KRB III Merapi tetap dilarang untuk hunian

id Sri purnomo

KRB III Merapi tetap dilarang untuk hunian

Bupati Sleman Sri Purnomo (Foto Antara)

Sleman (Antaranews Jogja) - Bupati Sleman, Daerah Istimewa Yogyakarta Sri Purnomo menegaskan revisi rencana tata ruang dan tata wilayah yang akan disusun pada 2018 menetapkan kawasan rawan bencana (KRB) III Gunung Merapi tidak boleh untuk hunian permanen.

"KRB III Merapi sampai sekarang tetap tidak boleh untuk hunian, jika ada warga yang hendak membangun rumah di kawasan tersebut tetap tidak diizinkan," kata Sri Purnomo, Kamis.

Menurut dia, korban erupsi Merapi 2010 yang telah direlokasi di hunian tetap (huntap) tidak boleh kembali dan membangun rumah di KRB III meskipun masih memiiki hak milik tanah di wilayah tersebut.

"Yang diizinkan hanya untuk pertanian dan peternakan, jadi warga masih boleh melakukan aktivitas ekonomi di KRB III. Selain itu yang diperbolehkan adalah kegiatan atau aktivitas pariwisata," katanya.
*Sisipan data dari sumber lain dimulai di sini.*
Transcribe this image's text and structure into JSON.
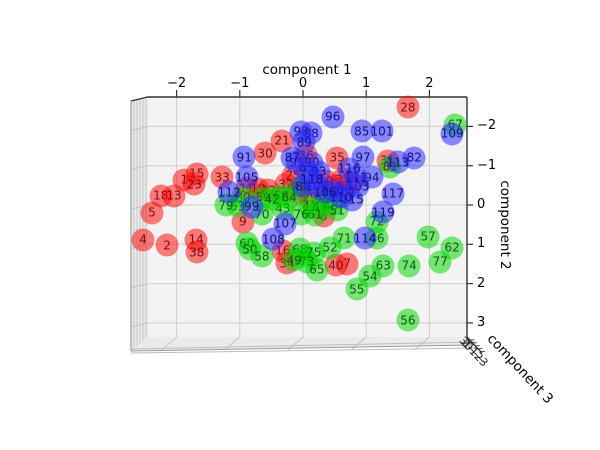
{
  "chart_data": {
    "type": "scatter",
    "projection": "3d",
    "xlabel": "component 1",
    "ylabel": "component 2",
    "zlabel": "component 3",
    "xticks": [
      -2,
      -1,
      0,
      1,
      2
    ],
    "yticks": [
      -2,
      -1,
      0,
      1,
      2,
      3
    ],
    "zticks": [
      3,
      2,
      1,
      0,
      -1,
      -2,
      -3
    ],
    "grid": true,
    "legend_position": "none",
    "marker_alpha": 0.55,
    "point_format": [
      "sample_index",
      "component1",
      "component2_projected"
    ],
    "classes": [
      {
        "name": "class-red",
        "color": "#ff0000",
        "fill": "rgba(255,0,0,0.50)",
        "label_color": "#7a0c0c",
        "points": [
          [
            28,
            1.66,
            -2.49
          ],
          [
            21,
            -0.33,
            -1.63
          ],
          [
            30,
            -0.6,
            -1.32
          ],
          [
            35,
            0.54,
            -1.2
          ],
          [
            15,
            -1.68,
            -0.79
          ],
          [
            1,
            -1.88,
            -0.64
          ],
          [
            23,
            -1.72,
            -0.53
          ],
          [
            33,
            -1.28,
            -0.71
          ],
          [
            11,
            -0.89,
            -0.43
          ],
          [
            19,
            -0.71,
            -0.41
          ],
          [
            18,
            -2.25,
            -0.23
          ],
          [
            13,
            -2.04,
            -0.23
          ],
          [
            5,
            -2.39,
            0.2
          ],
          [
            4,
            -2.53,
            0.89
          ],
          [
            2,
            -2.15,
            1.02
          ],
          [
            14,
            -1.69,
            0.89
          ],
          [
            38,
            -1.68,
            1.2
          ],
          [
            36,
            0.05,
            -1.27
          ],
          [
            9,
            -0.95,
            0.43
          ],
          [
            16,
            -0.32,
            1.17
          ],
          [
            6,
            0.33,
            0.28
          ],
          [
            31,
            1.34,
            -1.12
          ],
          [
            7,
            0.7,
            1.5
          ],
          [
            40,
            0.52,
            1.53
          ],
          [
            25,
            -0.16,
            -0.74
          ],
          [
            32,
            -0.27,
            -0.53
          ],
          [
            17,
            -0.08,
            -0.31
          ],
          [
            29,
            0.11,
            -0.2
          ],
          [
            37,
            0.63,
            -0.66
          ],
          [
            10,
            0.36,
            -0.61
          ],
          [
            22,
            -0.55,
            -0.38
          ],
          [
            34,
            -0.25,
            1.48
          ],
          [
            24,
            0.49,
            -0.48
          ],
          [
            27,
            0.78,
            -0.56
          ]
        ]
      },
      {
        "name": "class-green",
        "color": "#00dd00",
        "fill": "rgba(0,215,0,0.52)",
        "label_color": "#0b5d0b",
        "points": [
          [
            67,
            2.41,
            -2.04
          ],
          [
            81,
            1.38,
            -0.97
          ],
          [
            80,
            -0.95,
            -0.2
          ],
          [
            59,
            -0.63,
            -0.18
          ],
          [
            66,
            -0.35,
            -0.23
          ],
          [
            53,
            -1.03,
            0.03
          ],
          [
            79,
            -1.22,
            0.0
          ],
          [
            43,
            -0.32,
            0.08
          ],
          [
            41,
            0.11,
            0.05
          ],
          [
            45,
            0.27,
            0.05
          ],
          [
            61,
            0.19,
            0.25
          ],
          [
            76,
            -0.03,
            0.23
          ],
          [
            42,
            -0.49,
            -0.15
          ],
          [
            44,
            -0.05,
            -0.43
          ],
          [
            64,
            -0.22,
            -0.18
          ],
          [
            48,
            0.44,
            0.0
          ],
          [
            51,
            0.54,
            0.13
          ],
          [
            69,
            0.36,
            -0.23
          ],
          [
            60,
            -0.89,
            0.97
          ],
          [
            50,
            -0.84,
            1.12
          ],
          [
            58,
            -0.65,
            1.3
          ],
          [
            68,
            -0.05,
            1.12
          ],
          [
            47,
            0.02,
            1.3
          ],
          [
            75,
            0.17,
            1.22
          ],
          [
            52,
            0.43,
            1.09
          ],
          [
            73,
            0.06,
            1.45
          ],
          [
            65,
            0.22,
            1.65
          ],
          [
            49,
            -0.14,
            1.4
          ],
          [
            71,
            0.65,
            0.84
          ],
          [
            72,
            1.17,
            0.43
          ],
          [
            46,
            1.17,
            0.84
          ],
          [
            57,
            1.98,
            0.81
          ],
          [
            62,
            2.36,
            1.09
          ],
          [
            77,
            2.17,
            1.45
          ],
          [
            74,
            1.68,
            1.55
          ],
          [
            63,
            1.27,
            1.55
          ],
          [
            54,
            1.06,
            1.81
          ],
          [
            55,
            0.85,
            2.14
          ],
          [
            56,
            1.66,
            2.93
          ],
          [
            70,
            -0.65,
            0.23
          ]
        ]
      },
      {
        "name": "class-blue",
        "color": "#2222ff",
        "fill": "rgba(43,43,255,0.55)",
        "label_color": "#101080",
        "points": [
          [
            96,
            0.47,
            -2.24
          ],
          [
            85,
            0.93,
            -1.88
          ],
          [
            101,
            1.25,
            -1.88
          ],
          [
            109,
            2.36,
            -1.81
          ],
          [
            98,
            -0.03,
            -1.86
          ],
          [
            88,
            0.13,
            -1.83
          ],
          [
            89,
            0.02,
            -1.6
          ],
          [
            91,
            -0.93,
            -1.22
          ],
          [
            97,
            0.95,
            -1.22
          ],
          [
            95,
            -0.09,
            -1.09
          ],
          [
            90,
            0.14,
            -1.07
          ],
          [
            82,
            1.76,
            -1.2
          ],
          [
            113,
            1.5,
            -1.09
          ],
          [
            94,
            1.09,
            -0.71
          ],
          [
            103,
            0.87,
            -0.48
          ],
          [
            102,
            0.65,
            -0.33
          ],
          [
            115,
            0.78,
            -0.13
          ],
          [
            117,
            1.42,
            -0.28
          ],
          [
            119,
            1.27,
            0.18
          ],
          [
            114,
            0.98,
            0.84
          ],
          [
            107,
            -0.28,
            0.48
          ],
          [
            108,
            -0.47,
            0.87
          ],
          [
            105,
            -0.89,
            -0.71
          ],
          [
            112,
            -1.17,
            -0.33
          ],
          [
            99,
            -0.81,
            0.05
          ],
          [
            84,
            0.0,
            -0.48
          ],
          [
            104,
            0.22,
            -0.48
          ],
          [
            100,
            0.47,
            -0.38
          ],
          [
            87,
            -0.17,
            -1.2
          ],
          [
            92,
            0.06,
            -0.87
          ],
          [
            93,
            0.25,
            -0.84
          ],
          [
            110,
            0.6,
            -0.2
          ],
          [
            111,
            0.84,
            -0.71
          ],
          [
            116,
            0.73,
            -0.92
          ],
          [
            106,
            0.35,
            -0.33
          ],
          [
            118,
            0.14,
            -0.66
          ]
        ]
      }
    ]
  }
}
Ia mengatakan saat ini belum ada permasalahan berarti di huntap relokasi, dan masih memadai untuk hunian warga.

"Mereka ini dari data kependudukan kan jumlah keluarga terdiri orang tua dan dua anak saja, jadi masih memadai," katanya.

Sebelumnya korban erupsi Gunung Merapi 2010 di Desa Kepuharjo, Cangkringan, Kabupaten Sleman mulai mengeluhkan kenyamanan tinggal di rumah relokasi hunian tetap karena jumlah anggota keluarga yang semakin bertambah.

"Setelah sekitar lima tahun tinggal di huntap Batur dan Pagerjurang, mereka mulai merasa tidak nyaman karena harus ditempati dua tau tiga kepala keluraga (KK)," kata Kepala Desa Kepuharjo Heri Suprapto.

Menurut dia, setelah tinggal di huntap bertahun-tahun banyak diantara mereka saat ini sudah "mantu" dan memiliki cucu, sehingga jumlah anggota keluarga yang tinggal di huntap bertambah.

"Padahal luas huntap yang hanya 100an meter per segi tersebut tidak memungkinkan untuk diperluas lagi, ini yang menjadikan kenyamanan tinggal di huntap semakin berkurang. Terutama untuk masalah privasi keluarga-keluarga muda," katanya.

Heri mengatakan, sebagian besar dari warga yang tinggal di huntap ini tidak memiliki lahan lain selain yang berada di Kawasan Rawan Bencana (KRB) III Gunung Merapi, sedangkan untuk membeli lahan di bawah dari sisi ekonomi mereka belum mampu.

"Warga tidak bisa membangun rumah hunian di KRB III karena terbentur peraturan pemerintah, padahal mereka tidak punya lahan lain selain di KRB III," katanya.

Ia mengatakan, saat ini sebagian warga khususnya kaum pria jika malam hari terpaksa tidur di kandang ternak mereka yang ada di KRB III, karena sempitnya huntap.

"Sementara ini solusinya bapak-bapak itu kalau malam ya naik ke atas ke KRB III, mereka tidur di kandang ternaknya, karena rumahnya di huntap sudah penuh anggota keluarga," katanya.

Pascaerupsi Gunung Merapi 2010 warga di Padukuhan Kaliadem, Petung, Jambu dan sebagian Dusun Kopeng dan Manggong direlokasi ke huntap Pagerjurang dan Batur yang berada di luar KRB Merapi.

Selain di huntap, beberapa warga yang memiliki lahan sendiri di luar KRB III Gunung Merapi membangun huntap mandiri melalui bantuan pembangunan rumah dari pemerintah.

Anggota Forum Pemantau Independen (Forpi) Kabupaten Sleman Hempri Suyatna mengatakan masalah kenyamanan warga yang tinggal di huntap relokasi Merapi ini harus mendapat perhatian dari pemerintah.

"Secara logika jumlah warga yang tinggal di huntap dari tahun ke tahun tentunya akan bertambah. Ini membuat huntap tidak akan nyaman lagi untuk dihuni, sedangkan untuk membangun rumah baru mereka tidak memiliki lahan selain di KRB III," katanya.

Ia mengatakan, diharapkan pemerintah bisa memberikan solusi permasalahan ini agar tidak muncul masalah sosial baru.